Эльдар выходил из кабинета с тяжелым сердцем. Сергеев предложил машину, чтобы отвезли его обратно на Старую площадь, но Сафаров отказался. Он решил пройтись пешком, благо погода была хорошая. Эльдар прошел совсем немного, когда рядом остановилась машина, темный «Ниссан» довольно старой модели. Он удивленно посмотрел, как из машины выходит сидевший рядом с водителем высокий мужчина с выбритым черепом, в кожаной куртке и джинсах. Незнакомец явно направлялся к нему.
– Подожди, подожди, не спеши, – окликнул он Эльдара.
Эльдар остановился, глядя на неизвестного, и уточнил:
– Вы меня зовете?
– Тебя, – подтвердил незнакомец, подходя совсем близко. Этот тип был выше на целую голову, хотя и сам Эльдар отличался достаточно высоким ростом.

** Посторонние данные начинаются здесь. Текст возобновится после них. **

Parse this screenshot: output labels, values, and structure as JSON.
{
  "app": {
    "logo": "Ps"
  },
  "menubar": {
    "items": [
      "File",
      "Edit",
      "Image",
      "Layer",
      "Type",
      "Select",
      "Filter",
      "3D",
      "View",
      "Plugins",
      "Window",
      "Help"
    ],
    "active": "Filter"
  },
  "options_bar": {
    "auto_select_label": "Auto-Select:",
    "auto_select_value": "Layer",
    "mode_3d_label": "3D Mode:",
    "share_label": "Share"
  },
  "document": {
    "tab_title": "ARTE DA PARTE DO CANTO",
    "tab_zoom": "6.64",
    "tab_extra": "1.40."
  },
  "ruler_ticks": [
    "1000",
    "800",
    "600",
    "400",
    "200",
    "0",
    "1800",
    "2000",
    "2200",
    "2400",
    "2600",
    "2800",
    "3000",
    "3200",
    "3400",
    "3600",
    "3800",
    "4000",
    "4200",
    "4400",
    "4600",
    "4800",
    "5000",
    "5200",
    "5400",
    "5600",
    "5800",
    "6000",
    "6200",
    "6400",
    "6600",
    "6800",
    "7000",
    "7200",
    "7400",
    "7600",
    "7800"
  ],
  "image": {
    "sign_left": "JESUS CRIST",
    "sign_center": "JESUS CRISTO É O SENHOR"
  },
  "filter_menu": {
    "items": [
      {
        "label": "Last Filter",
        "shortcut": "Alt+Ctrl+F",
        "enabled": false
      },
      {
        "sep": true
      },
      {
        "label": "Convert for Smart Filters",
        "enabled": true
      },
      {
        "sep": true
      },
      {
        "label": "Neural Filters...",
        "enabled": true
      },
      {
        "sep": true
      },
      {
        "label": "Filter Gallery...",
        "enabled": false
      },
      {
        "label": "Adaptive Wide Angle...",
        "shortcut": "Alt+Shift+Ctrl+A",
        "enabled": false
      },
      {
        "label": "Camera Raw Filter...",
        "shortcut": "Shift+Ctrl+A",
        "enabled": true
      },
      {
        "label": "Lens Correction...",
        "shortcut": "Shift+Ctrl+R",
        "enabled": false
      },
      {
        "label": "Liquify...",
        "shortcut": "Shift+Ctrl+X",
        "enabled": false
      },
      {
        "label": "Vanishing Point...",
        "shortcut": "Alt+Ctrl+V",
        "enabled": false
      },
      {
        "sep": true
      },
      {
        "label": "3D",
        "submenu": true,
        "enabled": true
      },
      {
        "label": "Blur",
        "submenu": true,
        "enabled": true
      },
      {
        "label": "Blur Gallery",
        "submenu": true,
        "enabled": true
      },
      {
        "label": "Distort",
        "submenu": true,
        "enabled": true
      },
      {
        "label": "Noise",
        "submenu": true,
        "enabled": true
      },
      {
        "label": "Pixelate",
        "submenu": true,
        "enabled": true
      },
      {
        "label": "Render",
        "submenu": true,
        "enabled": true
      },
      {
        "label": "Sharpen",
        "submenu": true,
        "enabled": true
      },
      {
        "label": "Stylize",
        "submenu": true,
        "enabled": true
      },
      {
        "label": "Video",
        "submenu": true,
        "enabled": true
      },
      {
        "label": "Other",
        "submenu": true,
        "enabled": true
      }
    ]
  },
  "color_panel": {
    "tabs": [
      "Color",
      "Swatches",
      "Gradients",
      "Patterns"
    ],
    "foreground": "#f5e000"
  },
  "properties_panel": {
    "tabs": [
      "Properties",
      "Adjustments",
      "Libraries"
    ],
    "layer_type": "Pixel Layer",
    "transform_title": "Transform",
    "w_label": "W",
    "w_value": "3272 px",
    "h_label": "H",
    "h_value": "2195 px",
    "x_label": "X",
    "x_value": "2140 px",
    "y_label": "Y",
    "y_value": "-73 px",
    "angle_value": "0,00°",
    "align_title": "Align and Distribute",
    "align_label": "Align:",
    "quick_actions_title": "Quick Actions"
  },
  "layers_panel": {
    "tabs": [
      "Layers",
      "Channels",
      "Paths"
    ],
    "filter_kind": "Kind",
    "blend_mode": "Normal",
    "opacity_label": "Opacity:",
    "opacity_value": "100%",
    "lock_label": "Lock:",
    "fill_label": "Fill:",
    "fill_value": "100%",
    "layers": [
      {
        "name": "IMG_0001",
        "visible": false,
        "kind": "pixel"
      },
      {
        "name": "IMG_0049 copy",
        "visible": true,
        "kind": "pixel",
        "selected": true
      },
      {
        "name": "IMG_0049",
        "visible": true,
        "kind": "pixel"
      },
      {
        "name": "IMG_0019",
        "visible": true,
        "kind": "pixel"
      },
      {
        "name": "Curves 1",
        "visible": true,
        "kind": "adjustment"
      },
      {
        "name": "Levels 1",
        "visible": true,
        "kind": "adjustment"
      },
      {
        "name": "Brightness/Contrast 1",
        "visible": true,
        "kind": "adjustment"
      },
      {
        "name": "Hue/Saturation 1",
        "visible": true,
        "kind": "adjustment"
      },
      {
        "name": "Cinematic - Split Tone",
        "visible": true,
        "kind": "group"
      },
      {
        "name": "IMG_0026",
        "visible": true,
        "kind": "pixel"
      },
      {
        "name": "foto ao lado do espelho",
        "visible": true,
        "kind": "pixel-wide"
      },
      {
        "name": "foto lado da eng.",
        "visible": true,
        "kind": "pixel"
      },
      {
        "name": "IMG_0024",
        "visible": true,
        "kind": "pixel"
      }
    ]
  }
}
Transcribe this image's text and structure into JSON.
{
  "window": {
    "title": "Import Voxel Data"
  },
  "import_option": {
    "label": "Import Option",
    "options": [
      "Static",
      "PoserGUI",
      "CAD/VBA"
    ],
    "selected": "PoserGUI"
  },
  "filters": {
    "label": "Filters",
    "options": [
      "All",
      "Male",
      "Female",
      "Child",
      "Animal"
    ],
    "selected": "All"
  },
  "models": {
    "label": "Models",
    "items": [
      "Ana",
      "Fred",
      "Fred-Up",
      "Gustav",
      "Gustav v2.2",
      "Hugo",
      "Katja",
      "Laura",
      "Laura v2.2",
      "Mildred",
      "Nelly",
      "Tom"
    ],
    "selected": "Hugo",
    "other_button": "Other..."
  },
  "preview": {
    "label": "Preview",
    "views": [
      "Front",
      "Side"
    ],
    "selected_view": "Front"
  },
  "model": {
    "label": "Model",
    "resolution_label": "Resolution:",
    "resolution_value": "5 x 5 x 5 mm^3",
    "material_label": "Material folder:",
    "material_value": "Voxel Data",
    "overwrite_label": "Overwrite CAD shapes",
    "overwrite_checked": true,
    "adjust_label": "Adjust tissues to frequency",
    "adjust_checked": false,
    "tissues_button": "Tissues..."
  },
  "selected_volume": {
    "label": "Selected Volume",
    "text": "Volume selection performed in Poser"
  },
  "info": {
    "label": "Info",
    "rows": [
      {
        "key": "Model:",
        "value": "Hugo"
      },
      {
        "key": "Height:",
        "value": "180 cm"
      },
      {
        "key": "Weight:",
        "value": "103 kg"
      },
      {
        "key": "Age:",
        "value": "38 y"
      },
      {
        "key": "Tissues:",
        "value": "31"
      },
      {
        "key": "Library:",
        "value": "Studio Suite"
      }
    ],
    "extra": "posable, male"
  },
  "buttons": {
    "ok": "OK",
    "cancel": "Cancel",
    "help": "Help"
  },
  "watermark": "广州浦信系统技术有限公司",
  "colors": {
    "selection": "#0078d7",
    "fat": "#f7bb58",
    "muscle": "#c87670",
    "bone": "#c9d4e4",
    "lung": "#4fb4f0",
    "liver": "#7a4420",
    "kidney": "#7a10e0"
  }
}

– Значит, так, – негромко сказал подошедший. – Нас не интересует, где ты работаешь и кем являешься. Хоть заместителем архангела. Просто хотим тебя предупредить, чтобы ты не дергался. Все понял?
– Ничего не понял, – ответил Сафаров. – Кого это – вас? Что вам вообще нужно?
– Ты Эльдар Сафаров? – на всякий случай спросил неизвестный. Водитель из машины внимательно следил за ними, ожидая, не понадобится ли его помощь.
– Я, – подтвердил Эльдар. – А вы кто такой?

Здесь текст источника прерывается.